Ben Macintyre, historien de formation et chroniqueur au Times, est passionné par le monde de l’espionnage. Les Éditions de Fallois viennent de publier Agent Sonya, de son vrai nom Ursula Kuczynski, la plus grande espionne de la Russie soviétique. Précédemment, était paru chez le même éditeur, repris par Pocket durant ce second semestre, L’espion et le traitre, récit d’un transfuge du KGB, Oleg Gordievsky, vers le célèbre service de renseignements extérieurs du Royaume-Uni, le MI6. La critique et l’avis.
L’espion et le traitre : “le meilleur récit d’espionnage” selon Le Carré
Les recherches effectuées, basées notamment sur des centaines d’heures d’entretiens avec ceux ayant côtoyé la taupe russe et le principal intéressé, aboutissent à une remarquable enquête. John Le Carré, le célèbre romancier qui vient de disparaître, déclarait à propos de L’espion et le traitre : « Le meilleur récit d’espionnage que j’aie jamais lu ». Et il savait de quoi il parlait car il avait été un membre actif au sein du MI6 et du MI5.
Né en 1938, Oleg Gordievsky, est élevé au biberon du KGB. Son père, taciturne, membre du NKVD, ancêtre du KGB, est un pur et dur qui a participé aux purges des années 1936 et1938, et autres infamies. Vassili, son frère aîné, travaille aux affaires spéciales à l’étranger et y effectue des actions troubles. Jamais les deux frères ne se confieront l’un à l’autre. Seule sa mère a un esprit d’indépendance affirmé autant qu’il puisse l’être dans ce pays cadenassé. Doué pour les langues étrangères, Oleg a une voie toute tracée pour œuvrer au sein du KGB.
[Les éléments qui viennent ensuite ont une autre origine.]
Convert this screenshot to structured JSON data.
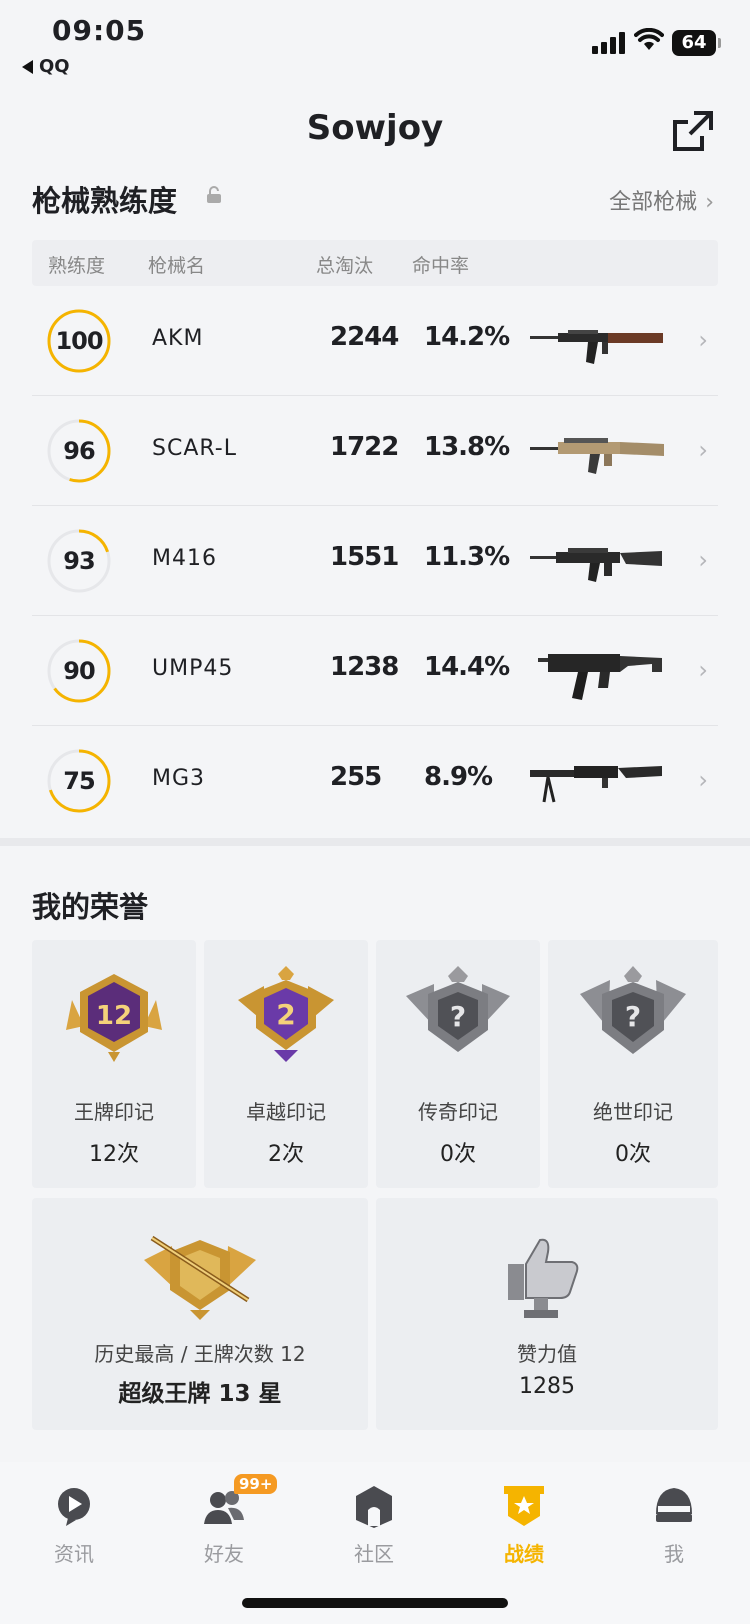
{
  "status": {
    "time": "09:05",
    "back_app": "QQ",
    "battery": "64"
  },
  "header": {
    "title": "Sowjoy"
  },
  "weapons": {
    "section_title": "枪械熟练度",
    "all_link": "全部枪械",
    "columns": [
      "熟练度",
      "枪械名",
      "总淘汰",
      "命中率"
    ],
    "rows": [
      {
        "proficiency": "100",
        "progress": 1.0,
        "name": "AKM",
        "kills": "2244",
        "accuracy": "14.2%"
      },
      {
        "proficiency": "96",
        "progress": 0.55,
        "name": "SCAR-L",
        "kills": "1722",
        "accuracy": "13.8%"
      },
      {
        "proficiency": "93",
        "progress": 0.2,
        "name": "M416",
        "kills": "1551",
        "accuracy": "11.3%"
      },
      {
        "proficiency": "90",
        "progress": 0.65,
        "name": "UMP45",
        "kills": "1238",
        "accuracy": "14.4%"
      },
      {
        "proficiency": "75",
        "progress": 0.7,
        "name": "MG3",
        "kills": "255",
        "accuracy": "8.9%"
      }
    ]
  },
  "honors": {
    "section_title": "我的荣誉",
    "marks": [
      {
        "label": "王牌印记",
        "count": "12次",
        "badge_number": "12"
      },
      {
        "label": "卓越印记",
        "count": "2次",
        "badge_number": "2"
      },
      {
        "label": "传奇印记",
        "count": "0次",
        "badge_number": "?"
      },
      {
        "label": "绝世印记",
        "count": "0次",
        "badge_number": "?"
      }
    ],
    "history": {
      "label": "历史最高 / 王牌次数 12",
      "value": "超级王牌 13 星"
    },
    "likes": {
      "label": "赞力值",
      "value": "1285"
    }
  },
  "tabbar": {
    "badge": "99+",
    "tabs": [
      {
        "label": "资讯",
        "icon": "news-icon"
      },
      {
        "label": "好友",
        "icon": "friends-icon"
      },
      {
        "label": "社区",
        "icon": "community-icon"
      },
      {
        "label": "战绩",
        "icon": "record-icon",
        "active": true
      },
      {
        "label": "我",
        "icon": "helmet-icon"
      }
    ]
  },
  "colors": {
    "accent": "#f5b400",
    "ring_track": "#e6e7ea"
  }
}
Envoyé comme interprète durant six mois, pour sa fin d’études, à l’ambassade de Berlin-Est en 1961, il assiste le lendemain de son arrivée à l’édification d’un mur séparant la ville en deux entités. Cette première désillusion ne l’empêche pas d’entrer officiellement au service du KGB en 1963.
Le déclic final en 1968, durant son détachement à l’ambassade russe de Copenhague, est la répression du soulèvement de Prague. Un désenchantement manifeste grandissant, un retour à Moscou dans les bureaux, un mariage qui se délite, un rappel miraculeux dans la capitale danoise, marquent les débuts du jeune espion encore fidèle à son pays. Il recroise son ami tchèque Kaplan qui a fui à l’ouest, rencontre le véritable amour à Copenhague et ébauche les premières approches avec le MI6. Ce sont ses convictions idéologiques qui conduisent Oleg à franchir le Rubicon.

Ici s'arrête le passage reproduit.